New mechanism for increased levels of metastatic chemokine receptors revealed
Thomas Slagsvold, a postdoctoral fellow in Harald Stenmarks group, has recently published in EMBO Journal (impact factor 10,053) a paper that sheds light on how the cellular levels of the chemokine receptor CXCR4 are increased in cancers. This issue is of considerable interest because enhanced expression of CXCR4 has been strongly associated with metastasis of breast cancer cells to lung tissue.

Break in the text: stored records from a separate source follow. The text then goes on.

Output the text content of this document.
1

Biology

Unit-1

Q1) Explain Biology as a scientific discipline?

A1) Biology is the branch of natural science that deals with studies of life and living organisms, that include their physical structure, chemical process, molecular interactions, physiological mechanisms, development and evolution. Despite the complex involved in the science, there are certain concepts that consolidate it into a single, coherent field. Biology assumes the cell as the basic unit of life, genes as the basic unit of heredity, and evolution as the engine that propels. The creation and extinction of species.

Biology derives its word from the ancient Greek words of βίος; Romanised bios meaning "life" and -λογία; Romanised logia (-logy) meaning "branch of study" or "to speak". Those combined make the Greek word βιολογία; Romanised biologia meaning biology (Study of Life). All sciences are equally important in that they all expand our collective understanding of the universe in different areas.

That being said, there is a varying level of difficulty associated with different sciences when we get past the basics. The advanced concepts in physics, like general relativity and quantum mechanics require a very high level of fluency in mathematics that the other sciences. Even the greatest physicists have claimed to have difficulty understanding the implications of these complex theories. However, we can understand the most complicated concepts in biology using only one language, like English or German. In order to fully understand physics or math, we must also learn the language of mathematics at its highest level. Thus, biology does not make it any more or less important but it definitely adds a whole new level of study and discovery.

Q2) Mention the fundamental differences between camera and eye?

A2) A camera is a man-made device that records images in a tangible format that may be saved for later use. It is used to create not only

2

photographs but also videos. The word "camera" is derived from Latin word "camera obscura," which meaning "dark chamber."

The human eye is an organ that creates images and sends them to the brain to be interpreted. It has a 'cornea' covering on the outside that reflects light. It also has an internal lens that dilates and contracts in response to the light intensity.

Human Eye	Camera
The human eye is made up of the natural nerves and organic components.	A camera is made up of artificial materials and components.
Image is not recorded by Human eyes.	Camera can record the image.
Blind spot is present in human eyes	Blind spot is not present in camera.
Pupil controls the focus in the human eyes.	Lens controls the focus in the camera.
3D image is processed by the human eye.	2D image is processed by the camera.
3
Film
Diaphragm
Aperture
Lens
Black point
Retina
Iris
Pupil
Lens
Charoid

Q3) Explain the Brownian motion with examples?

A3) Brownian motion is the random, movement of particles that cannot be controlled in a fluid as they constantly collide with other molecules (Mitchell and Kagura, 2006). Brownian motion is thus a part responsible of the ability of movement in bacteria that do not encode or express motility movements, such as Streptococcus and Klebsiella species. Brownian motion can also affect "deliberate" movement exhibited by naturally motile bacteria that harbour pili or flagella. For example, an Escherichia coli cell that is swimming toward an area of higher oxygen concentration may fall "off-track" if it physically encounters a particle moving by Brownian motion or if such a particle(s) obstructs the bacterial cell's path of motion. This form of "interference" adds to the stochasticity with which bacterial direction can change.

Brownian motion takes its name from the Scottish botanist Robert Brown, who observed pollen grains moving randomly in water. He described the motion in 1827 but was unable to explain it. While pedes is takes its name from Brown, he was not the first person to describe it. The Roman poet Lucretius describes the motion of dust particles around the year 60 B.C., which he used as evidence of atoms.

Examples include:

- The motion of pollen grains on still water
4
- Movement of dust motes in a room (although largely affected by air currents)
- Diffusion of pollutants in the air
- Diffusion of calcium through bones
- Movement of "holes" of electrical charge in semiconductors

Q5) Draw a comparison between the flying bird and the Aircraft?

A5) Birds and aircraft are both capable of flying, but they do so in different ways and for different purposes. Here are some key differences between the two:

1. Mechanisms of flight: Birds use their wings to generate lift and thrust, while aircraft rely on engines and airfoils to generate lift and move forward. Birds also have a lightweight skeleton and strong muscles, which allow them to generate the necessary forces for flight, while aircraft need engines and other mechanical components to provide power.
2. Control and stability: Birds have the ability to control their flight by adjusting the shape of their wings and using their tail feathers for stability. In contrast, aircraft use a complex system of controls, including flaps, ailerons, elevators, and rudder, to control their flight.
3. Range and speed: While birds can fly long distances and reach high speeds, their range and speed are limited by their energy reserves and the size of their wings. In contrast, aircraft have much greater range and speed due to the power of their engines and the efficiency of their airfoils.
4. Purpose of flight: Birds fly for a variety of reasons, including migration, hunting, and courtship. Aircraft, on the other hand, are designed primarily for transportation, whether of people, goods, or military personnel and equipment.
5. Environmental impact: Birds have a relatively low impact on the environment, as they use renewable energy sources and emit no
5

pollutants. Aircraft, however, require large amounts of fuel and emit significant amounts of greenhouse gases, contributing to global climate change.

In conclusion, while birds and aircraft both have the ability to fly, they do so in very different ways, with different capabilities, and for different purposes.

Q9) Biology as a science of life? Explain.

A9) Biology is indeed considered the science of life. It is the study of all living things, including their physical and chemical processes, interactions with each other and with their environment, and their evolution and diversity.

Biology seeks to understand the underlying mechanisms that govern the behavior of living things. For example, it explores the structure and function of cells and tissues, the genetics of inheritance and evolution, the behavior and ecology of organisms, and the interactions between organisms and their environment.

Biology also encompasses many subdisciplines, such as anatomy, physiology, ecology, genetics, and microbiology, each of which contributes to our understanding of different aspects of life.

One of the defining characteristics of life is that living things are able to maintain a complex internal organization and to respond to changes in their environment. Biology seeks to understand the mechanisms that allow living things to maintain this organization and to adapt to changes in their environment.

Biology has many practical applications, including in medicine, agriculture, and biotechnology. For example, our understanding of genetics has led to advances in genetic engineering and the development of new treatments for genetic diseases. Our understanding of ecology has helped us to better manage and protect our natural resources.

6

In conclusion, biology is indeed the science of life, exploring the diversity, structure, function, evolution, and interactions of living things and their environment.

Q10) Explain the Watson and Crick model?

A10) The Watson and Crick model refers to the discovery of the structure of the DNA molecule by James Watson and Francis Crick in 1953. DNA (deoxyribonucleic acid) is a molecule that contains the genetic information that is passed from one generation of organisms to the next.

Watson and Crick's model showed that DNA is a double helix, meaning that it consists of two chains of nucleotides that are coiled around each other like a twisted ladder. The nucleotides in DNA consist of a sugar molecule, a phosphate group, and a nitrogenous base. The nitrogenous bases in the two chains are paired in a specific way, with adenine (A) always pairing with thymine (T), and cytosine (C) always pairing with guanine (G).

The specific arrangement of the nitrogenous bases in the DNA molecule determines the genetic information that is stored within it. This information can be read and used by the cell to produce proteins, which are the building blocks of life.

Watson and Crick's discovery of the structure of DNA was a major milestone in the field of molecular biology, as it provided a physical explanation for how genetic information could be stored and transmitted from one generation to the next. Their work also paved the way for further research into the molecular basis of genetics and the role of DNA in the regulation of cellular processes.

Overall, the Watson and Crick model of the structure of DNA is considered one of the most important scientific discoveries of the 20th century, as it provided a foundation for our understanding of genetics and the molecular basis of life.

Recent studies by others had shown that HER2, a member of the epidermal growth factor receptor family that strongly increases the aggressiveness of breast tumours, causes increased cellular CXCR4 levels by stimulating PI 3-kinase, an enzyme that phosphorylates a specific phospholipid to yield the lipid product known as PIP3. A collaborative project between Stenmarks group and Adriano Marchese, a CXCR4 expert at the Loyola University of Chicago, had previously revealed that the ubiquitin ligase AIP4 is crucial for the degradation of CXCR4 by ubiquitinating the receptor and thus targeting it for degradation in lysosomes (Marchese et al., Dev.Cell 2003). In the present EMBO Journal paper, Slagsvold and co-workers collaborated with Marchese to show that a protein kinase activated by PIP3, PDK1, activates another protein kinase, CISK. CISK in turn regulates AIP4 through phosphorylation of specific residues and thus prevents targeting of CXCR4 to the degradative lysosomes. This is likely to be part of the reason why CXCR4 levels are increased in HER2-overexpressing tumours and might provide a novel therapeutic target.